Remember, insights are a set of belief systems. What a therapist tells the patient is often part of his own apperceptive mass, of his own beliefs that the patient must adopt. Insights are not neutral; they are multi-determined. There is a theoretical frame of reference behind them, a system of beliefs, which is inculcated into the patient. Often, the cognitive therapist is using words to activate the patient’s left prefrontal area, thereby strengthening the defense. The Freudians don’t call it cognitive, but they rely heavily on words to accomplish their goals. They want to reorient the patient to more rational ways of thinking. So here we have a paradox: the therapist’s words strengthen the left-brain defense while the tone calms the right brain; together they seem to help. It is not the content of the
insights a therapist gives, but the fact of the insights; proffering ideas as a balm to soothe those inner wounds that do not bleed.
What is the meaning or subtext of the therapist’s insights? “I care. I listen. I want to help. I talk to you with empathy. You are worth talking to.” All that is the “healing” subtext, which is symbolic. Whatever reinforces our defenses tends to make us feel better. It puts an ideational salve over the hurt so we won’t feel it, when it is the opposite that must take place. No psychotherapy can alter our unresolved childhood needs and the act-outs they drive once they are sealed in. We can beat or exhort smoking and drinking away, but their motivating forces remain.
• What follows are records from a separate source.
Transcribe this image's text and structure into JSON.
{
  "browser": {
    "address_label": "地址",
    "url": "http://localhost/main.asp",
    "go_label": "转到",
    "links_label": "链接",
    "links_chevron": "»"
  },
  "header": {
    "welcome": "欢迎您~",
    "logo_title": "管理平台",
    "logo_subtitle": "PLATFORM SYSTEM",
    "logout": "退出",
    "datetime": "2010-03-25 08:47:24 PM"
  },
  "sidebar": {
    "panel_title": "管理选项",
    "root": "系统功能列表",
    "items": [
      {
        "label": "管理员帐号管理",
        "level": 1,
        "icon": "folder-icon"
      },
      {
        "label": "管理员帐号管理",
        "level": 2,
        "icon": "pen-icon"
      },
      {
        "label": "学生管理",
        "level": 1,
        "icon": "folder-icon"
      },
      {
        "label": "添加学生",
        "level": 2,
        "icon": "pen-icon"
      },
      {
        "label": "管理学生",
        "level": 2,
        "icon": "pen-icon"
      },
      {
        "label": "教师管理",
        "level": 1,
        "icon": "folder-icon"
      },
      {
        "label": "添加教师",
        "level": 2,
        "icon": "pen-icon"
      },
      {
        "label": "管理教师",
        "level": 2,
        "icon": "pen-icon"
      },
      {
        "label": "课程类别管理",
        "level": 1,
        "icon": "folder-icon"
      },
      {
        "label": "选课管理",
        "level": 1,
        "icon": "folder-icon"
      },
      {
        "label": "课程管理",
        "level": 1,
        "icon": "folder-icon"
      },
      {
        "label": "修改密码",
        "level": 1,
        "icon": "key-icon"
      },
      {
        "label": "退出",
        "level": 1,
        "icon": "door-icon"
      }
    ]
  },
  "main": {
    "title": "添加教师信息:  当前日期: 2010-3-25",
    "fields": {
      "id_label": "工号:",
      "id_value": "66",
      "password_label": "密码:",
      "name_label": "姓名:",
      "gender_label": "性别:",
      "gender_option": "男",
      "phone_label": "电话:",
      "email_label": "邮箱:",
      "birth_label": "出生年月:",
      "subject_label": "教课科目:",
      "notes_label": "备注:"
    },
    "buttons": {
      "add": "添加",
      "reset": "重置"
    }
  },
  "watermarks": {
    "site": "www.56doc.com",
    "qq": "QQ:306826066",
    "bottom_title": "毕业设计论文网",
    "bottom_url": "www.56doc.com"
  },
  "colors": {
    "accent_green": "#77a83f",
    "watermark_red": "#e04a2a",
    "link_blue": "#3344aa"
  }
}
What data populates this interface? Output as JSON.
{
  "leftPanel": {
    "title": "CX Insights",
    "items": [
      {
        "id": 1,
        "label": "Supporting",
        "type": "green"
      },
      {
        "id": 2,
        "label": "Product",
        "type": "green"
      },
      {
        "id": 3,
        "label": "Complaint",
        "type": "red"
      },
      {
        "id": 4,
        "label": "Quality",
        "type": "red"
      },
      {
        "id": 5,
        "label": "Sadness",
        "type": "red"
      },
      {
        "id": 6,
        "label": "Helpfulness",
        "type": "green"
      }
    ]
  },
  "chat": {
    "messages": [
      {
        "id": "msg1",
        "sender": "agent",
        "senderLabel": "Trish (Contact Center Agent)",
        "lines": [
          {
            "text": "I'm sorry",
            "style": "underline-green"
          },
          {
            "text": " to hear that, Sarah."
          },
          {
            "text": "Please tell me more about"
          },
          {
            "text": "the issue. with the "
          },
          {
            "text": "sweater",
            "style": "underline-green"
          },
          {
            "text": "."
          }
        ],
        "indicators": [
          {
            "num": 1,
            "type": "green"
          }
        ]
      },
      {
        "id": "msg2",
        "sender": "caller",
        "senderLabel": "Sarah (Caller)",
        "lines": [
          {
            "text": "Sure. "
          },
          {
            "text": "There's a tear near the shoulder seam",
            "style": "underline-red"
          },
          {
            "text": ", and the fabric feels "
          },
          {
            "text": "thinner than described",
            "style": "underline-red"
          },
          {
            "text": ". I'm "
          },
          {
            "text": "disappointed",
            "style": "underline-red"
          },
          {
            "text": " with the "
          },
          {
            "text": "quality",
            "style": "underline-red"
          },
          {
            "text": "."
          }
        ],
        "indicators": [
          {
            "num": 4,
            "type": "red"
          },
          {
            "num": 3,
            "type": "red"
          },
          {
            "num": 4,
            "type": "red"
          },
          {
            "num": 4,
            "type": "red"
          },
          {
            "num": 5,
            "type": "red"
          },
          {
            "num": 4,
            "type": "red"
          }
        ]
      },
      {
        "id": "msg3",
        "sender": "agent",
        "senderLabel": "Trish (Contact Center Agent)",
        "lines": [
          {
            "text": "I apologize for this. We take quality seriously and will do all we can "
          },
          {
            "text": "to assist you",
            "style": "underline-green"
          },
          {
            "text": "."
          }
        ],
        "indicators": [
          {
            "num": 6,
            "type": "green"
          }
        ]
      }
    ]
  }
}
Or we can go to psychotherapy where the therapist encourages us to understand and forgive our parents for their weaknesses even while our systems are in agony from deprivation. It is the left brain that forgives while the right
suffers, and forgiveness will never change that suffering. Forgiveness is a religious notion, not a scientific one. Forgiveness is best left to the church.
We tend to think that ideas change our behavior when in fact it is our feelings. It doesn’t matter whether our feelings
are conscious or not; they still affect all of our biological mechanisms, including hormones, our circulatory system, muscles, and so on. Left-brain insights decades later in therapy are not going to change those physiologic imprints, our memories, our critical right-brain history, because they are not directly connected to that history. Indeed, they are disconnected from that history.4 The real challenge in
therapy lies in how to address another human being’s right brain without words. The right side always tells the truth because the imprint leaves it no choice; yet that truth often forces the left to lie, mostly to ourselves. In the October 2005 issue of the British Journal of Psychiatry, there is a study indicating that the ability or facility for compulsive lying lies, not surprisingly, in the prefrontal cortex, away
from the feeling level.
Once we understand that only the patient can transform himself, then we can move beyond trying to make him into what he is not. Reality lies inside of him, not in the head of the therapist. We need to help him find that reality.